You began writing books after having children. Can you talk more about the intersection of parenthood and writing?

I think we often imagine parenthood — and motherhood in particular — as somehow diminishing, as if “Mother” is the opposite of a professional/thinker/artist. And it’s true that parenting also brings logistical and time constraints that make writing and art difficult. But for me, being a parent was incredibly helpful in finding my own voice, and in sharpening my own sense of clarity about the world.

Parenting requires constantly moving in and out of another’s perspective. It makes us see the familiar world through new eyes. And, when we are at our best as parents, we take a long view, hopefully envisioning Something Better than what has been. These, of course, are the very traits that writers and artists most need.

Can you talk a little more about your inspiration for THE SMASH-UP? Why, specifically, did you want to reexamine an Edith Wharton story?

THE SMASH-UP was inspired in part by Edith Wharton’s ETHAN FROME, a 1911 tale about a small town love triangle, set in the Berkshires of Massachusetts, which is not far from my own home.

I first had the idea in March of 2018, while sledding on a particularly (fans of ETHAN FROME will understand this).
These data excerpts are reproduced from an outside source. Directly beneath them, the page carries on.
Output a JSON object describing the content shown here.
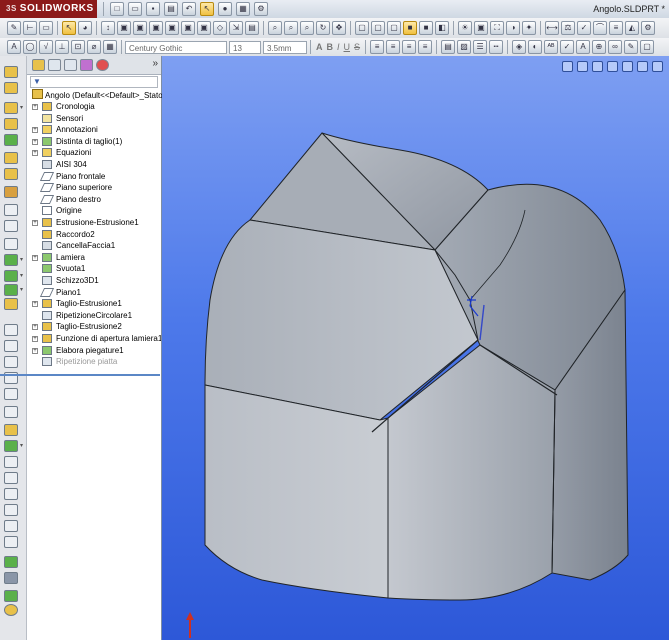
{
  "app": {
    "logo_text": "SOLIDWORKS",
    "logo_prefix": "3S"
  },
  "window": {
    "document_title": "Angolo.SLDPRT *"
  },
  "format_bar": {
    "font_family": "Century Gothic",
    "font_size": "13",
    "line_height": "3.5mm"
  },
  "tree": {
    "root": "Angolo (Default<<Default>_Stato",
    "items": [
      {
        "label": "Cronologia",
        "icon": "history-icon",
        "expandable": true
      },
      {
        "label": "Sensori",
        "icon": "sensor-icon",
        "expandable": false
      },
      {
        "label": "Annotazioni",
        "icon": "annotation-icon",
        "expandable": true
      },
      {
        "label": "Distinta di taglio(1)",
        "icon": "cut-list-icon",
        "expandable": true
      },
      {
        "label": "Equazioni",
        "icon": "equations-icon",
        "expandable": true
      },
      {
        "label": "AISI 304",
        "icon": "material-icon",
        "expandable": false
      },
      {
        "label": "Piano frontale",
        "icon": "plane-icon",
        "expandable": false
      },
      {
        "label": "Piano superiore",
        "icon": "plane-icon",
        "expandable": false
      },
      {
        "label": "Piano destro",
        "icon": "plane-icon",
        "expandable": false
      },
      {
        "label": "Origine",
        "icon": "origin-icon",
        "expandable": false
      },
      {
        "label": "Estrusione-Estrusione1",
        "icon": "extrude-icon",
        "expandable": true
      },
      {
        "label": "Raccordo2",
        "icon": "fillet-icon",
        "expandable": false
      },
      {
        "label": "CancellaFaccia1",
        "icon": "delete-face-icon",
        "expandable": false
      },
      {
        "label": "Lamiera",
        "icon": "sheet-metal-icon",
        "expandable": true
      },
      {
        "label": "Svuota1",
        "icon": "shell-icon",
        "expandable": false
      },
      {
        "label": "Schizzo3D1",
        "icon": "sketch3d-icon",
        "expandable": false
      },
      {
        "label": "Piano1",
        "icon": "plane-icon",
        "expandable": false
      },
      {
        "label": "Taglio-Estrusione1",
        "icon": "cut-extrude-icon",
        "expandable": true
      },
      {
        "label": "RipetizioneCircolare1",
        "icon": "circular-pattern-icon",
        "expandable": false
      },
      {
        "label": "Taglio-Estrusione2",
        "icon": "cut-extrude-icon",
        "expandable": true
      },
      {
        "label": "Funzione di apertura lamiera1",
        "icon": "rip-icon",
        "expandable": true
      },
      {
        "label": "Elabora piegature1",
        "icon": "process-bends-icon",
        "expandable": true
      },
      {
        "label": "Ripetizione piatta",
        "icon": "flat-pattern-icon",
        "expandable": false,
        "suppressed": true
      }
    ]
  },
  "colors": {
    "viewport_top": "#7e9ff2",
    "viewport_bottom": "#2d58d8",
    "model": "#b4bac4",
    "logo_bg": "#8c1a1a"
  }
}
As soon as the premise occurred to me, I knew it was a chance to explore not only the age-old themes of passion, family, duty, regret, and temptation, but also the way the world has changed in the hundred years since Wharton published her tale — particularly in regard to women.

And once you got the idea…what then?

I spent a lot of time not only re-reading Wharton, but also learning about Edith Wharton herself. I visited on multiple occasions Wharton’s Berkshires home, The Mount, and I wrote several scenes from the book while there. THE SMASH-UP kept the structure and basic outline (a love triangle, a small town, a world-rocking smash-up) of ETHAN FROME; it also includes a couple of nods to Wharton’s own life: a touch of blackmail, an obsession with home decor, an athlete named after one of Wharton’s most famous critics.

In the end, THE SMASH-UP, like the story that inspired it, is a tale that’s at once plausible and projected, one that explores what it feels like to be trapped by circumstance…and the lengths to which some people might go to escape.

What are you working on now?

I have no idea. Honestly. I wish I did.